Farmers themselves, however, may have had other ideas. Robert Goodson, an agricultural extension agent in Phillips County, Ark., believes that some farmers were hoping that the EPA would approve the new dicamba weedkiller in the course of the growing season, so they'd get to spray it over their crops.

Or maybe some farmers secretly intended to violate the law, using regular old dicamba, even without EPA approval.

Farmers in this part of the country are struggling to control a weed called Palmer amaranth, also known as pigweed. Many of the weedkillers they've used in the past don't work anymore. Weed expert Bob Scott says they're desperate for new tools. "If we didn't need this so bad, we wouldn't be having this conversation," he says.

"Maybe in the back of their mind they thought, 'Well, I'm not going to hurt anything if I do [spray dicamba],' " says Tom Barber. "Some of these guys may have thought they didn't have an option, they had to use dicamba or they'd lose the crop. I don't know what they were thinking."

Whatever the original motivation for buying Xtend seed, some scofflaw farmers did try to take advantage of it by spraying dicamba on their soybean fields. Swaths of vulnerable soybeans on neighboring fields are showing the damage. "There's a tremendous amount of injury on soybean fields," says Barber. There also are reports of damage to vegetable crops.

Barber says farmers whose fields are damaged are especially angry, because they're already under economic stress because of low crop prices. "They see their soybeans out there all cupped up and stunted, their reaction is not good," Barber says. "We've seen cases of herbicide drift before. Usually the farmers work it out among themselves. But it's getting to the point now, it's made a lot of farmers upset with their neighbors. It's an unfortunate thing."

More than 100 farmers in Missouri have filed formal complaints with the state's Department of Agriculture. In Arkansas, 25 complaints have been filed. If investigators decide that a farmer has sprayed dicamba illegally, the farmer can be fined. In Arkansas, the maximum fine for a violation is $1,000, but "our fines aren't stopping them," says Susie Nichols, who is in charge of pesticide regulation for Arkansas. State regulators are considering raising that to $5,000 or even more.

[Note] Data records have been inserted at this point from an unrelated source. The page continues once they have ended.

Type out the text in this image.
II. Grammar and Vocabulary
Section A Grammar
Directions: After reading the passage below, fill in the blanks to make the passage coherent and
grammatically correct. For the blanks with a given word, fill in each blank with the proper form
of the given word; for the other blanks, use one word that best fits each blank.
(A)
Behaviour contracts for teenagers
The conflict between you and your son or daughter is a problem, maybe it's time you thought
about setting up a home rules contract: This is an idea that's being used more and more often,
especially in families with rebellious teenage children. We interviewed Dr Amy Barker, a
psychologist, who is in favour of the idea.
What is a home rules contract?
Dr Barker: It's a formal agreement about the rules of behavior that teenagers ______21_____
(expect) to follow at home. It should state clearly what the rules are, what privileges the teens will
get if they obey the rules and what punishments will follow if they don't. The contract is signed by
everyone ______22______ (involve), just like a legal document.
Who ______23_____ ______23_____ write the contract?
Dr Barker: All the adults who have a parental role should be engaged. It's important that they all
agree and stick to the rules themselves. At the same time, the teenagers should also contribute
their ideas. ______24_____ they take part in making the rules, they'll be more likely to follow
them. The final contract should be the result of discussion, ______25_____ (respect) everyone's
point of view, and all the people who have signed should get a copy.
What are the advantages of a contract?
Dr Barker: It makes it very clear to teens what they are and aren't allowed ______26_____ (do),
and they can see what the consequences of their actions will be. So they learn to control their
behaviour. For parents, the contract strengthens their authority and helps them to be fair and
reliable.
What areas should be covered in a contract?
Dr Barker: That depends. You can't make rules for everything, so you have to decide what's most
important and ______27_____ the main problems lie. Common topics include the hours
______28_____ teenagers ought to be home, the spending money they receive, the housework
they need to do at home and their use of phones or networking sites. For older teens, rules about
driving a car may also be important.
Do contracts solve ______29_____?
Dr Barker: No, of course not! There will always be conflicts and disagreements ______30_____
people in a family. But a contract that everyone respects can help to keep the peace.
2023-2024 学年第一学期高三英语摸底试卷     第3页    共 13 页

Nichols says the Arkansas Plant Board also is considering new regulations that could drastically restrict the use of dicamba, even if the EPA does approve the use of Monsanto's new and reformulated version.

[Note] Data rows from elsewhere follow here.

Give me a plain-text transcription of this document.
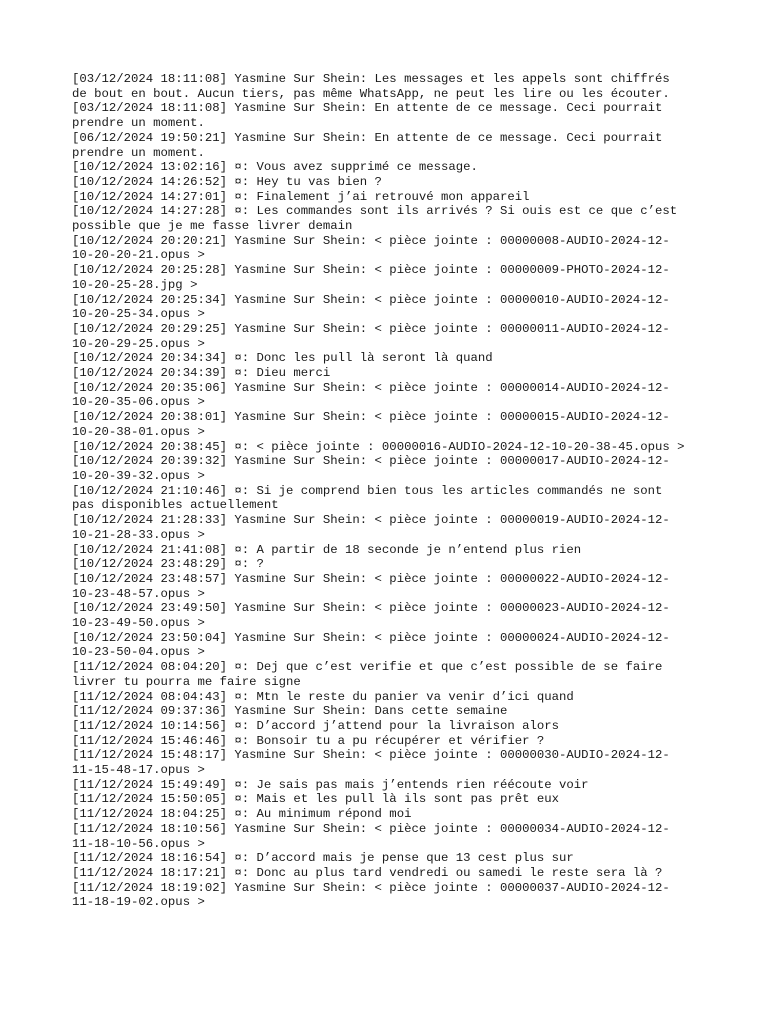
[03/12/2024 18:11:08] Yasmine Sur Shein: Les messages et les appels sont chiffrés

de bout en bout. Aucun tiers, pas même WhatsApp, ne peut les lire ou les écouter.

[03/12/2024 18:11:08] Yasmine Sur Shein: En attente de ce message. Ceci pourrait

prendre un moment.

[06/12/2024 19:50:21] Yasmine Sur Shein: En attente de ce message. Ceci pourrait

prendre un moment.

[10/12/2024 13:02:16] ¤: Vous avez supprimé ce message.

[10/12/2024 14:26:52] ¤: Hey tu vas bien ?

[10/12/2024 14:27:01] ¤: Finalement j’ai retrouvé mon appareil

[10/12/2024 14:27:28] ¤: Les commandes sont ils arrivés ? Si ouis est ce que c’est

possible que je me fasse livrer demain

[10/12/2024 20:20:21] Yasmine Sur Shein: < pièce jointe : 00000008-AUDIO-2024-12-

10-20-20-21.opus >

[10/12/2024 20:25:28] Yasmine Sur Shein: < pièce jointe : 00000009-PHOTO-2024-12-

10-20-25-28.jpg >

[10/12/2024 20:25:34] Yasmine Sur Shein: < pièce jointe : 00000010-AUDIO-2024-12-

10-20-25-34.opus >

[10/12/2024 20:29:25] Yasmine Sur Shein: < pièce jointe : 00000011-AUDIO-2024-12-

10-20-29-25.opus >

[10/12/2024 20:34:34] ¤: Donc les pull là seront là quand

[10/12/2024 20:34:39] ¤: Dieu merci

[10/12/2024 20:35:06] Yasmine Sur Shein: < pièce jointe : 00000014-AUDIO-2024-12-

10-20-35-06.opus >

[10/12/2024 20:38:01] Yasmine Sur Shein: < pièce jointe : 00000015-AUDIO-2024-12-

10-20-38-01.opus >

[10/12/2024 20:38:45] ¤: < pièce jointe : 00000016-AUDIO-2024-12-10-20-38-45.opus >

[10/12/2024 20:39:32] Yasmine Sur Shein: < pièce jointe : 00000017-AUDIO-2024-12-

10-20-39-32.opus >

[10/12/2024 21:10:46] ¤: Si je comprend bien tous les articles commandés ne sont

pas disponibles actuellement

[10/12/2024 21:28:33] Yasmine Sur Shein: < pièce jointe : 00000019-AUDIO-2024-12-

10-21-28-33.opus >

[10/12/2024 21:41:08] ¤: A partir de 18 seconde je n’entend plus rien

[10/12/2024 23:48:29] ¤: ?

[10/12/2024 23:48:57] Yasmine Sur Shein: < pièce jointe : 00000022-AUDIO-2024-12-

10-23-48-57.opus >

[10/12/2024 23:49:50] Yasmine Sur Shein: < pièce jointe : 00000023-AUDIO-2024-12-

10-23-49-50.opus >

[10/12/2024 23:50:04] Yasmine Sur Shein: < pièce jointe : 00000024-AUDIO-2024-12-

10-23-50-04.opus >

[11/12/2024 08:04:20] ¤: Dej que c’est verifie et que c’est possible de se faire

livrer tu pourra me faire signe

[11/12/2024 08:04:43] ¤: Mtn le reste du panier va venir d’ici quand

[11/12/2024 09:37:36] Yasmine Sur Shein: Dans cette semaine

[11/12/2024 10:14:56] ¤: D’accord j’attend pour la livraison alors

[11/12/2024 15:46:46] ¤: Bonsoir tu a pu récupérer et vérifier ?

[11/12/2024 15:48:17] Yasmine Sur Shein: < pièce jointe : 00000030-AUDIO-2024-12-

11-15-48-17.opus >

[11/12/2024 15:49:49] ¤: Je sais pas mais j’entends rien réécoute voir

[11/12/2024 15:50:05] ¤: Mais et les pull là ils sont pas prêt eux

[11/12/2024 18:04:25] ¤: Au minimum répond moi

[11/12/2024 18:10:56] Yasmine Sur Shein: < pièce jointe : 00000034-AUDIO-2024-12-

11-18-10-56.opus >

[11/12/2024 18:16:54] ¤: D’accord mais je pense que 13 cest plus sur

[11/12/2024 18:17:21] ¤: Donc au plus tard vendredi ou samedi le reste sera là ?

[11/12/2024 18:19:02] Yasmine Sur Shein: < pièce jointe : 00000037-AUDIO-2024-12-

11-18-19-02.opus >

Weed scientists from the University of Arkansas believe that the new version of dicamba also could damage nearby soybean fields. So if any farmers are permitted to use it on soybeans, other farmers may be forced to buy Monsanto's dicamba-resistant soybean varieties just to protect themselves.

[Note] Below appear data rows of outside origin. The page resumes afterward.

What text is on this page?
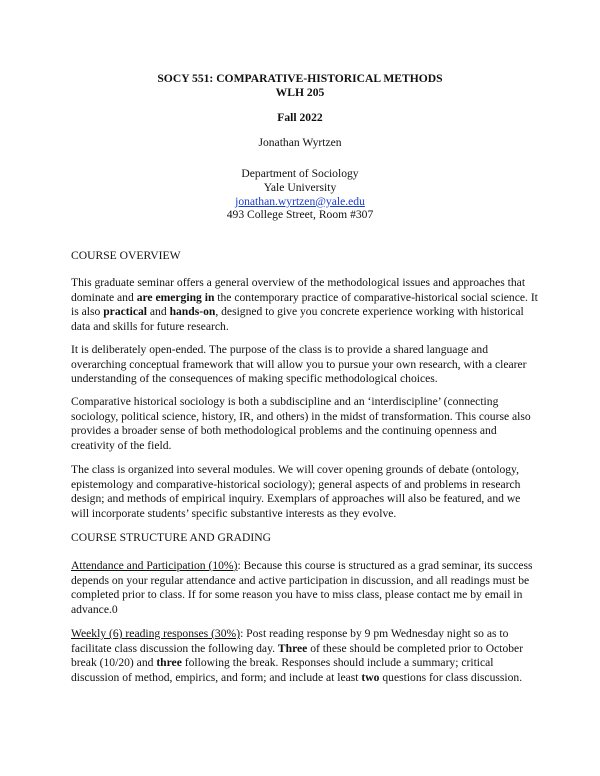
SOCY 551: COMPARATIVE-HISTORICAL METHODS
WLH 205
Fall 2022
Jonathan Wyrtzen
Department of Sociology
Yale University
jonathan.wyrtzen@yale.edu
493 College Street, Room #307
COURSE OVERVIEW
This graduate seminar offers a general overview of the methodological issues and approaches that dominate and are emerging in the contemporary practice of comparative-historical social science. It is also practical and hands-on, designed to give you concrete experience working with historical data and skills for future research.
It is deliberately open-ended. The purpose of the class is to provide a shared language and overarching conceptual framework that will allow you to pursue your own research, with a clearer understanding of the consequences of making specific methodological choices.
Comparative historical sociology is both a subdiscipline and an ‘interdiscipline’ (connecting sociology, political science, history, IR, and others) in the midst of transformation. This course also provides a broader sense of both methodological problems and the continuing openness and creativity of the field.
The class is organized into several modules. We will cover opening grounds of debate (ontology, epistemology and comparative-historical sociology); general aspects of and problems in research design; and methods of empirical inquiry. Exemplars of approaches will also be featured, and we will incorporate students’ specific substantive interests as they evolve.
COURSE STRUCTURE AND GRADING
Attendance and Participation (10%): Because this course is structured as a grad seminar, its success depends on your regular attendance and active participation in discussion, and all readings must be completed prior to class. If for some reason you have to miss class, please contact me by email in advance.0
Weekly (6) reading responses (30%): Post reading response by 9 pm Wednesday night so as to facilitate class discussion the following day. Three of these should be completed prior to October break (10/20) and three following the break. Responses should include a summary; critical discussion of method, empirics, and form; and include at least two questions for class discussion.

According to Barber, that threat is adding to farmers' frustration. "They're afraid that they're not going to be able to grow what they want to grow. They're afraid that they're going to be forced to go with that technology."

There's one final and, for farmers, unwelcome twist to this story. If they do manage to limit dicamba's collateral damage, and start to use it widely, there's new evidence that the chemical may quickly become ineffective.

Jason Norsworthy, a weed expert at the University of Arkansas, wanted to see if pigweed could evolve resistance to dicamba. In a greenhouse, he sprayed pigweed plants with light doses of dicamba — not enough to kill most of the plants, but enough to give an advantage to any individual plants that might be slightly resistant to the herbicide. He recovered seeds from surviving plants and repeated the process. After just three generations, he found pigweed plants that were able to survive full-dose sprays of dicamba. Most likely, the same process would occur rather quickly in field conditions, leaving farmers once again desperate for a new solution to their pigweed problem.

Extension agent Robert Goodson says that in the long run, farmers in Arkansas may be forced to take a different approach to managing weeds, probably by growing different crops. Instead of soybeans, farmers may grow more sorghum, rice or other crops.